Tutto inizia come un film brutto e banale degli anni Sessanta: con una versione moderna del poeta Ovidio a Roma, tra i monumenti, che pontifica sull’amore eterno. Se non lo interpretasse Francesco Colella, uno dei migliori attori emersi in questi ultimi anni (sempre grazie a Lagi), sarebbe già smielato e fastidioso, invece è un inizio che attira perché nulla è come ci si aspetterebbe. Non lo sono queste riprese di Roma, la città più filmata del cinema italiano, non lo è l’interpretazione e non lo è il tono impostato dalle musiche. È l’annuncio di un film che si rifà ai classici del cinema romantico americano, i film in cui New York è usata come lo sfondo perfetto per le storie d’amore moderne, e tante trame di personaggi diversi si incrociano, tutti in cerca di un amore. Solo che nemmeno questo è così.
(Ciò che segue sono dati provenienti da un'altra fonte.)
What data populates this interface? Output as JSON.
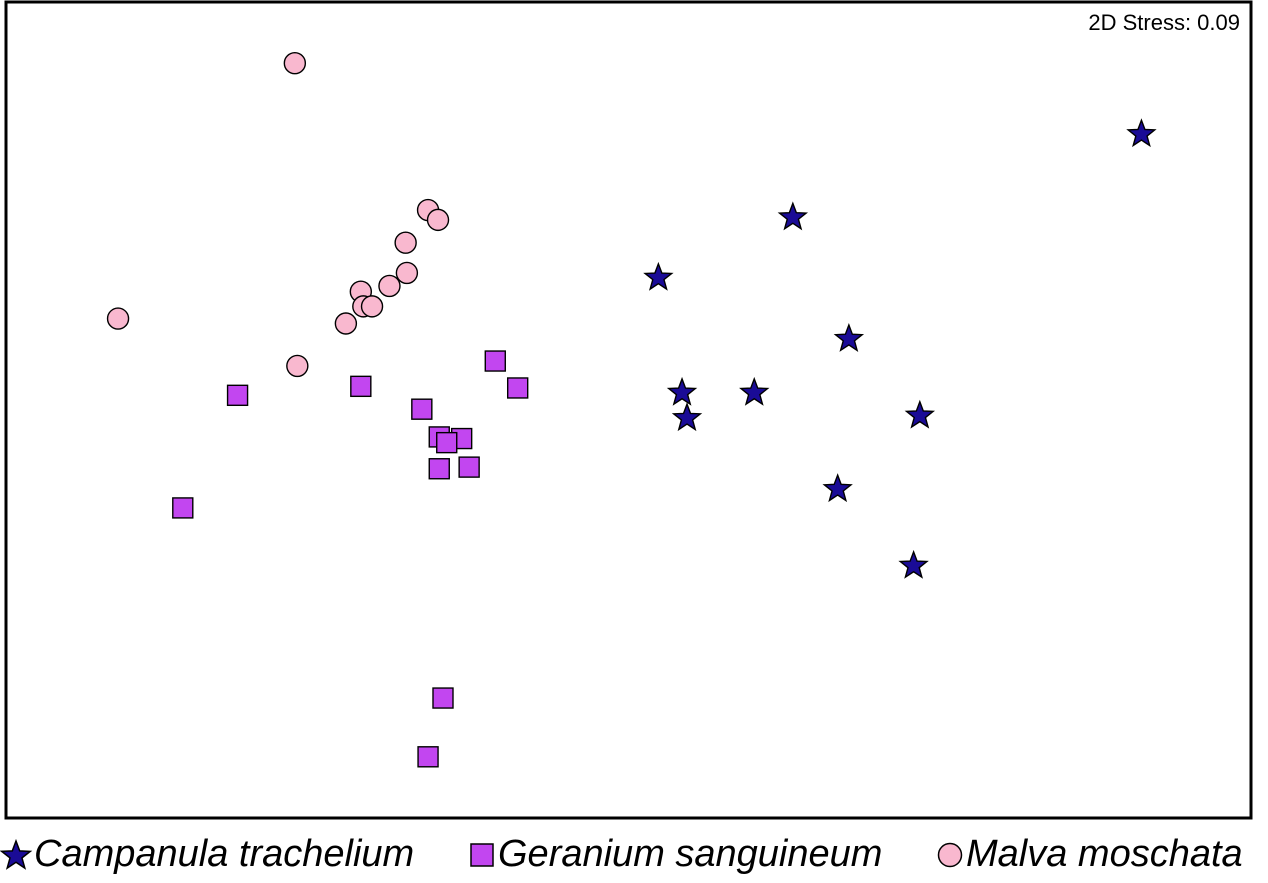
{
  "chart_data": {
    "type": "scatter",
    "annotation": "2D Stress: 0.09",
    "grid": false,
    "legend_position": "bottom",
    "xlim": [
      0,
      1000
    ],
    "ylim": [
      0,
      1000
    ],
    "series": [
      {
        "name": "Campanula trachelium",
        "marker": "star",
        "color": "#1a0b96",
        "points": [
          [
            912,
            838
          ],
          [
            632,
            736
          ],
          [
            524,
            662
          ],
          [
            677,
            587
          ],
          [
            543,
            521
          ],
          [
            601,
            521
          ],
          [
            547,
            490
          ],
          [
            734,
            493
          ],
          [
            668,
            403
          ],
          [
            729,
            309
          ]
        ]
      },
      {
        "name": "Geranium sanguineum",
        "marker": "square",
        "color": "#c246f0",
        "points": [
          [
            393,
            560
          ],
          [
            411,
            527
          ],
          [
            285,
            529
          ],
          [
            186,
            518
          ],
          [
            334,
            501
          ],
          [
            348,
            467
          ],
          [
            366,
            465
          ],
          [
            354,
            460
          ],
          [
            372,
            430
          ],
          [
            348,
            428
          ],
          [
            142,
            380
          ],
          [
            351,
            147
          ],
          [
            339,
            75
          ]
        ]
      },
      {
        "name": "Malva moschata",
        "marker": "circle",
        "color": "#f9b8cf",
        "points": [
          [
            232,
            925
          ],
          [
            339,
            745
          ],
          [
            347,
            733
          ],
          [
            321,
            705
          ],
          [
            322,
            668
          ],
          [
            308,
            652
          ],
          [
            285,
            645
          ],
          [
            287,
            627
          ],
          [
            294,
            627
          ],
          [
            273,
            606
          ],
          [
            90,
            612
          ],
          [
            234,
            554
          ]
        ]
      }
    ]
  }
}
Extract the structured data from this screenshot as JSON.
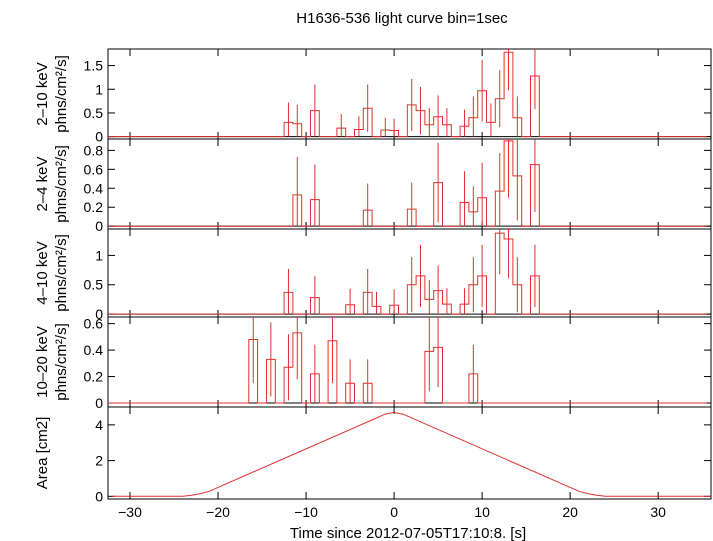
{
  "title": "H1636-536 light curve bin=1sec",
  "xlabel": "Time since 2012-07-05T17:10:8. [s]",
  "colors": {
    "trace": "#e03030",
    "axes": "#000000",
    "background": "#ffffff"
  },
  "chart_data": [
    {
      "type": "line",
      "step": true,
      "name": "2-10 keV",
      "ylabel": "2–10 keV  phns/cm²/s]",
      "ylabel_line1": "2–10 keV",
      "ylabel_line2": "phns/cm²/s]",
      "ylim": [
        -0.05,
        1.85
      ],
      "yticks": [
        0,
        0.5,
        1,
        1.5
      ],
      "ytick_labels": [
        "0",
        "0.5",
        "1",
        "1.5"
      ],
      "bins": [
        {
          "x": -12,
          "y": 0.3,
          "err": 0.42
        },
        {
          "x": -11,
          "y": 0.27,
          "err": 0.4
        },
        {
          "x": -9,
          "y": 0.55,
          "err": 0.55
        },
        {
          "x": -6,
          "y": 0.18,
          "err": 0.3
        },
        {
          "x": -4,
          "y": 0.15,
          "err": 0.28
        },
        {
          "x": -3,
          "y": 0.6,
          "err": 0.5
        },
        {
          "x": -1,
          "y": 0.14,
          "err": 0.26
        },
        {
          "x": 0,
          "y": 0.13,
          "err": 0.25
        },
        {
          "x": 2,
          "y": 0.67,
          "err": 0.55
        },
        {
          "x": 3,
          "y": 0.55,
          "err": 0.5
        },
        {
          "x": 4,
          "y": 0.25,
          "err": 0.35
        },
        {
          "x": 5,
          "y": 0.42,
          "err": 0.45
        },
        {
          "x": 6,
          "y": 0.25,
          "err": 0.35
        },
        {
          "x": 8,
          "y": 0.22,
          "err": 0.35
        },
        {
          "x": 9,
          "y": 0.4,
          "err": 0.45
        },
        {
          "x": 10,
          "y": 0.97,
          "err": 0.65
        },
        {
          "x": 11,
          "y": 0.3,
          "err": 0.4
        },
        {
          "x": 12,
          "y": 0.8,
          "err": 0.6
        },
        {
          "x": 13,
          "y": 1.78,
          "err": 0.8
        },
        {
          "x": 14,
          "y": 0.4,
          "err": 0.45
        },
        {
          "x": 16,
          "y": 1.28,
          "err": 0.7
        }
      ]
    },
    {
      "type": "line",
      "step": true,
      "name": "2-4 keV",
      "ylabel_line1": "2–4 keV",
      "ylabel_line2": "phns/cm²/s]",
      "ylim": [
        -0.03,
        0.92
      ],
      "yticks": [
        0,
        0.2,
        0.4,
        0.6,
        0.8
      ],
      "ytick_labels": [
        "0",
        "0.2",
        "0.4",
        "0.6",
        "0.8"
      ],
      "bins": [
        {
          "x": -11,
          "y": 0.33,
          "err": 0.4
        },
        {
          "x": -9,
          "y": 0.28,
          "err": 0.37
        },
        {
          "x": -3,
          "y": 0.17,
          "err": 0.28
        },
        {
          "x": 2,
          "y": 0.18,
          "err": 0.28
        },
        {
          "x": 5,
          "y": 0.46,
          "err": 0.42
        },
        {
          "x": 8,
          "y": 0.25,
          "err": 0.33
        },
        {
          "x": 9,
          "y": 0.15,
          "err": 0.27
        },
        {
          "x": 10,
          "y": 0.3,
          "err": 0.37
        },
        {
          "x": 12,
          "y": 0.37,
          "err": 0.4
        },
        {
          "x": 13,
          "y": 0.9,
          "err": 0.6
        },
        {
          "x": 14,
          "y": 0.53,
          "err": 0.47
        },
        {
          "x": 16,
          "y": 0.65,
          "err": 0.5
        }
      ]
    },
    {
      "type": "line",
      "step": true,
      "name": "4-10 keV",
      "ylabel_line1": "4–10 keV",
      "ylabel_line2": "phns/cm²/s]",
      "ylim": [
        -0.05,
        1.45
      ],
      "yticks": [
        0,
        0.5,
        1
      ],
      "ytick_labels": [
        "0",
        "0.5",
        "1"
      ],
      "bins": [
        {
          "x": -12,
          "y": 0.37,
          "err": 0.4
        },
        {
          "x": -9,
          "y": 0.28,
          "err": 0.37
        },
        {
          "x": -5,
          "y": 0.16,
          "err": 0.27
        },
        {
          "x": -3,
          "y": 0.37,
          "err": 0.4
        },
        {
          "x": -2,
          "y": 0.13,
          "err": 0.25
        },
        {
          "x": 0,
          "y": 0.15,
          "err": 0.27
        },
        {
          "x": 2,
          "y": 0.5,
          "err": 0.47
        },
        {
          "x": 3,
          "y": 0.65,
          "err": 0.53
        },
        {
          "x": 4,
          "y": 0.25,
          "err": 0.33
        },
        {
          "x": 5,
          "y": 0.4,
          "err": 0.43
        },
        {
          "x": 6,
          "y": 0.17,
          "err": 0.27
        },
        {
          "x": 8,
          "y": 0.17,
          "err": 0.27
        },
        {
          "x": 9,
          "y": 0.5,
          "err": 0.47
        },
        {
          "x": 10,
          "y": 0.65,
          "err": 0.53
        },
        {
          "x": 12,
          "y": 1.38,
          "err": 0.7
        },
        {
          "x": 13,
          "y": 1.28,
          "err": 0.67
        },
        {
          "x": 14,
          "y": 0.5,
          "err": 0.47
        },
        {
          "x": 16,
          "y": 0.65,
          "err": 0.53
        }
      ]
    },
    {
      "type": "line",
      "step": true,
      "name": "10-20 keV",
      "ylabel_line1": "10–20 keV",
      "ylabel_line2": "phns/cm²/s]",
      "ylim": [
        -0.03,
        0.65
      ],
      "yticks": [
        0,
        0.2,
        0.4,
        0.6
      ],
      "ytick_labels": [
        "0",
        "0.2",
        "0.4",
        "0.6"
      ],
      "bins": [
        {
          "x": -16,
          "y": 0.48,
          "err": 0.33
        },
        {
          "x": -14,
          "y": 0.33,
          "err": 0.28
        },
        {
          "x": -12,
          "y": 0.27,
          "err": 0.25
        },
        {
          "x": -11,
          "y": 0.53,
          "err": 0.35
        },
        {
          "x": -9,
          "y": 0.22,
          "err": 0.22
        },
        {
          "x": -7,
          "y": 0.47,
          "err": 0.32
        },
        {
          "x": -5,
          "y": 0.15,
          "err": 0.18
        },
        {
          "x": -3,
          "y": 0.15,
          "err": 0.18
        },
        {
          "x": 4,
          "y": 0.39,
          "err": 0.3
        },
        {
          "x": 5,
          "y": 0.42,
          "err": 0.3
        },
        {
          "x": 9,
          "y": 0.22,
          "err": 0.22
        }
      ]
    },
    {
      "type": "line",
      "name": "Area",
      "ylabel_line1": "Area [cm2]",
      "ylabel_line2": "",
      "ylim": [
        -0.15,
        5.0
      ],
      "yticks": [
        0,
        2,
        4
      ],
      "ytick_labels": [
        "0",
        "2",
        "4"
      ],
      "points": [
        [
          -32,
          0
        ],
        [
          -24,
          0
        ],
        [
          -23,
          0.06
        ],
        [
          -22,
          0.15
        ],
        [
          -21,
          0.28
        ],
        [
          -1,
          4.6
        ],
        [
          0,
          4.7
        ],
        [
          1,
          4.6
        ],
        [
          21,
          0.28
        ],
        [
          22,
          0.15
        ],
        [
          23,
          0.06
        ],
        [
          24,
          0
        ],
        [
          36,
          0
        ]
      ]
    }
  ],
  "xaxis": {
    "xlim": [
      -32.5,
      36
    ],
    "xticks": [
      -30,
      -20,
      -10,
      0,
      10,
      20,
      30
    ],
    "xtick_labels": [
      "−30",
      "−20",
      "−10",
      "0",
      "10",
      "20",
      "30"
    ]
  }
}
Siamo introdotti rapidamente a un cast molto ampio di personaggi, tutti collegati da un sentimento e da un’attrazione. Chi desidera senza essere corrisposto ma è amato da un’altra persona, che a sua volta ha un amante che trascura, il quale pure vorrebbe una storia più stabile ma è infedele oppure sogna di tornare con la sua ex, se non fosse che questa già ha incontrato un’altra persona… Capiamo che ogni personaggio ha dei problemi di cuore con una persona che desidera tantissimo riuscire ad amare, come si conviene al genere, ma tutti hanno anche un secondo problema con un altro personaggio a cui sono legati da un sentimento che vorrebbero allentare. Tutto in armonia con Roma: una trama si svolge nel quartiere delle Olimpiadi del 1960, un’altra più in periferia, una più in centro, una tra palazzoni, un’altra ancora addirittura è innescata lanciando una moneta nella fontana di Trevi.